(June 24): Bitcoin spent years trying to shed its reputation as a playground for speculative retail traders. Its latest selloff is exposing the tradeoff: Wall Street brought scale and legitimacy but the retail buyers who once helped absorb sharp declines have largely vanished.
The original cryptocurrency touched a two-week low on Tuesday and is trading little changed at around US$62,800 (RM259,866.40). That’s down about 50% from an all-time high reached in October.
This downturn differs from previous crypto selloffs because the pool of new retail buyers has largely dried up just as institutional demand begins to lose momentum, according to Deutsche Bank AG. Rather than retreating to cash, many investors have been rotating into artificial intelligence-related investments, drawing capital away from digital assets.

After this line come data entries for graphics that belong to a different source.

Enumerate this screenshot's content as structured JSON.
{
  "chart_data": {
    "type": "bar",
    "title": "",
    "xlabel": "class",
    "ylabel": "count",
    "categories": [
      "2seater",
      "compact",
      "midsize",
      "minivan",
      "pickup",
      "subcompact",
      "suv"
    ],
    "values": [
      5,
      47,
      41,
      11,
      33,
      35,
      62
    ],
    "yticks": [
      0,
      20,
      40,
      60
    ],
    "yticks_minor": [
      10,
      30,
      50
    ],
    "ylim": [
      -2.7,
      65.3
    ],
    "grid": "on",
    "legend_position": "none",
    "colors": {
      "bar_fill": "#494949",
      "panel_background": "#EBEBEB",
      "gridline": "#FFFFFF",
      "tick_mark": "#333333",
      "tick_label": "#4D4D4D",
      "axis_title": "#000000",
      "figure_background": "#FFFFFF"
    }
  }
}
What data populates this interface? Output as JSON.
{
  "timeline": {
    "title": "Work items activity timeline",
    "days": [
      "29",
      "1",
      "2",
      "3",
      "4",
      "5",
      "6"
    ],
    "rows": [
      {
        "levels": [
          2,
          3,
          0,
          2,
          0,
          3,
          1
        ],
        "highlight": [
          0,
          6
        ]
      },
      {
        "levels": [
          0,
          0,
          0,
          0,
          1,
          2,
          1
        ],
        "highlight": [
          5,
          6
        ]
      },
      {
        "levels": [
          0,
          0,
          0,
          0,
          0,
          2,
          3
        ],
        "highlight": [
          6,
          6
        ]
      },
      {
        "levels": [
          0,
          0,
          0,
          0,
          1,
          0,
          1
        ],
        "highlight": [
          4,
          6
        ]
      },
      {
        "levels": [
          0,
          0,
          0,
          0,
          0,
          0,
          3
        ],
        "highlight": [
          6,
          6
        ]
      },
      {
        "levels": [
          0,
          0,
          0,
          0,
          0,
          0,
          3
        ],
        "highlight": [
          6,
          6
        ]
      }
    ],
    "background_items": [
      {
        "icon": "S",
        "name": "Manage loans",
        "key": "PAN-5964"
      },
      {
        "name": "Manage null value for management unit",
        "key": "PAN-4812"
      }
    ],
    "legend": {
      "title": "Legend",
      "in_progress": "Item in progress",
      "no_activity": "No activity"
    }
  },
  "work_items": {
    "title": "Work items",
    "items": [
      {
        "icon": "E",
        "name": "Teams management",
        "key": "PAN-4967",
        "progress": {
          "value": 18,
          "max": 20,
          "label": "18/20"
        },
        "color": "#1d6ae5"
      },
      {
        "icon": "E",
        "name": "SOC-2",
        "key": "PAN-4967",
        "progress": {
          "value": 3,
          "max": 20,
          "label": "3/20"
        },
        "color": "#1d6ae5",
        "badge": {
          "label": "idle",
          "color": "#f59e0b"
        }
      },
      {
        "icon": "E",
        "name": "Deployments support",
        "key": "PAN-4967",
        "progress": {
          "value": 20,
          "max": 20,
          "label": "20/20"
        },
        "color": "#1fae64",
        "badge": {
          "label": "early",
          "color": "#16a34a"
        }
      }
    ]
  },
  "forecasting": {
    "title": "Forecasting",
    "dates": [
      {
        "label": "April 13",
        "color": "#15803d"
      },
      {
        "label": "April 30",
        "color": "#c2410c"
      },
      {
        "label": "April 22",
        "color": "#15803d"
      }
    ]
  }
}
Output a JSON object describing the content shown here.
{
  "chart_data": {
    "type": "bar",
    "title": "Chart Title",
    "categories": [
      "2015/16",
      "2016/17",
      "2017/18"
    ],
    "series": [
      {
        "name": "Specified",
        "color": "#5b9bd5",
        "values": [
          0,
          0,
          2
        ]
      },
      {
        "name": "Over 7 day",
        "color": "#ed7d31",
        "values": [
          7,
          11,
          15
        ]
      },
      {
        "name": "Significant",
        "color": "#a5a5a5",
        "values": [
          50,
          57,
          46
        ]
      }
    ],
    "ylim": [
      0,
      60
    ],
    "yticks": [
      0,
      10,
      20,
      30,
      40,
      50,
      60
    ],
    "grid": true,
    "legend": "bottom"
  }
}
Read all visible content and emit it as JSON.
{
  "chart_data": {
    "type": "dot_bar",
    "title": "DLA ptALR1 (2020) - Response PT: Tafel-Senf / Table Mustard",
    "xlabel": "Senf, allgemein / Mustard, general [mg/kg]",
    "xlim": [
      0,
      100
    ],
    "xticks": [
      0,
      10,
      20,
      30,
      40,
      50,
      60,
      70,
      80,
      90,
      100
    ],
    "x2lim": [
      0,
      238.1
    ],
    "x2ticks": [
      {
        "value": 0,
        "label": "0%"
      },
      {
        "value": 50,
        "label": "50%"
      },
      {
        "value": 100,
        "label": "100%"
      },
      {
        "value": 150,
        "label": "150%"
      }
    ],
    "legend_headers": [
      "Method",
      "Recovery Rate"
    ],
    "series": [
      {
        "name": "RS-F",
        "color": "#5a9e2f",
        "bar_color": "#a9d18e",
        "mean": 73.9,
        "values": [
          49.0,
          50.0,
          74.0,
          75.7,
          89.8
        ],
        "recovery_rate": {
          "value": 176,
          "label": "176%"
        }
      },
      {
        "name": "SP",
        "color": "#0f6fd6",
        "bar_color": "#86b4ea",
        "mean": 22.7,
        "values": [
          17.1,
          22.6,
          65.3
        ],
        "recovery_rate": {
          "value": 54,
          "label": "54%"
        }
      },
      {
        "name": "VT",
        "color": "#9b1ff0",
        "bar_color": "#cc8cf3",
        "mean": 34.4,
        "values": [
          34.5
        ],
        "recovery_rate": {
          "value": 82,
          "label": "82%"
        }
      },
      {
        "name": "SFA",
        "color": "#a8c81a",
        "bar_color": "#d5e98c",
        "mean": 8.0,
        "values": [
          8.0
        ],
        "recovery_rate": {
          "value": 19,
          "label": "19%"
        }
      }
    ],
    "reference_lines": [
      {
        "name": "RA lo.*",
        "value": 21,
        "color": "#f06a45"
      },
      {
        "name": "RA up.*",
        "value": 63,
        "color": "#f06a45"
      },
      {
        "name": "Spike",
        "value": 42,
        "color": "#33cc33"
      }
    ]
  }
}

“The marginal buyer is no longer a retail investor but an ETF allocator or corporate treasury — and increasingly, that same investor is weighing bitcoin against AI,” said Marion Laboure, a research analyst at the bank. “When these participants withdraw or rotate elsewhere, the decline is faster and more mechanical than in previous retail-driven cycles.”
The rotation comes as the Federal Reserve adopts a more hawkish stance with some economists now expecting two additional interest-rate increases this year. That shift threatens to reverse the liquidity tailwind that has supported risk assets in recent years.
Investors have pulled more than US$6 billion from exchange-traded funds tracking bitcoin, Laboure noted, the longest losing streak since 2024. ETF demand has become a key driver of bitcoin’s price action, she added, meaning outflows now amplify declines in the same way inflows previously fuelled rallies.
The shift is also changing how the market reacts to bad news. Strategy Inc’s sale of 32 bitcoin earlier this month — its first disposal since 2022 — revived concerns that highly leveraged corporate holders could eventually become sellers rather than buyers. While the transaction was negligible relative to the company’s holdings, it carried symbolic weight.
And even if the company has since resumed purchases, Deutsche Bank said the episode underscored the market’s growing sensitivity to institutional actions.
“Bitcoin currently trades below Strategy’s average cost of US$75,699 and the market has begun to price the possibility of forced selling by leveraged corporate holders,” she said. “We expect this question to persist.”
The bank also argues that capital leaving crypto is increasingly finding a new home rather than sitting on the sidelines. The largest US hyperscalers are expected to spend more than US$700 billion on AI infrastructure this year. If that rotation proves structural rather than temporary, the drag on crypto demand could outlast previous downturns.
“Crypto and growth stocks share the same marginal buyer — investors seeking upside in high-volatility assets — so when confidence falls, risk is reduced across the whole basket simultaneously,” she said.
The result is a bitcoin market driven less by retail enthusiasm than by portfolio allocations. Wall Street helped make the cryptocurrency mainstream, but with retail participation stalled, prices are increasingly shaped by institutional fund flows, macro expectations and competition from AI for investor capital, leaving the market potentially more exposed when those investors head for the exits.
For an upside catalyst, Steve Kurtz, global co-head of digital assets at Galaxy, is looking for positive developments out of the White House.
Market watchers have been looking to the so-called Clarity Act, which would establish the Commodity Futures Trading Commission as the primary regulator for large parts of the crypto industry while the Securities and Exchange Commission would retain authority over digital securities.
“Things are very tactical in DC right now and while everyone likes to put probabilities on legislation like the Clarity Act, the reality is that there is intent to get this done and there is a legislative calendar,” Kurtz said. “Those two realities are colliding and it’s likely to remain a highly tactical environment in the meantime.”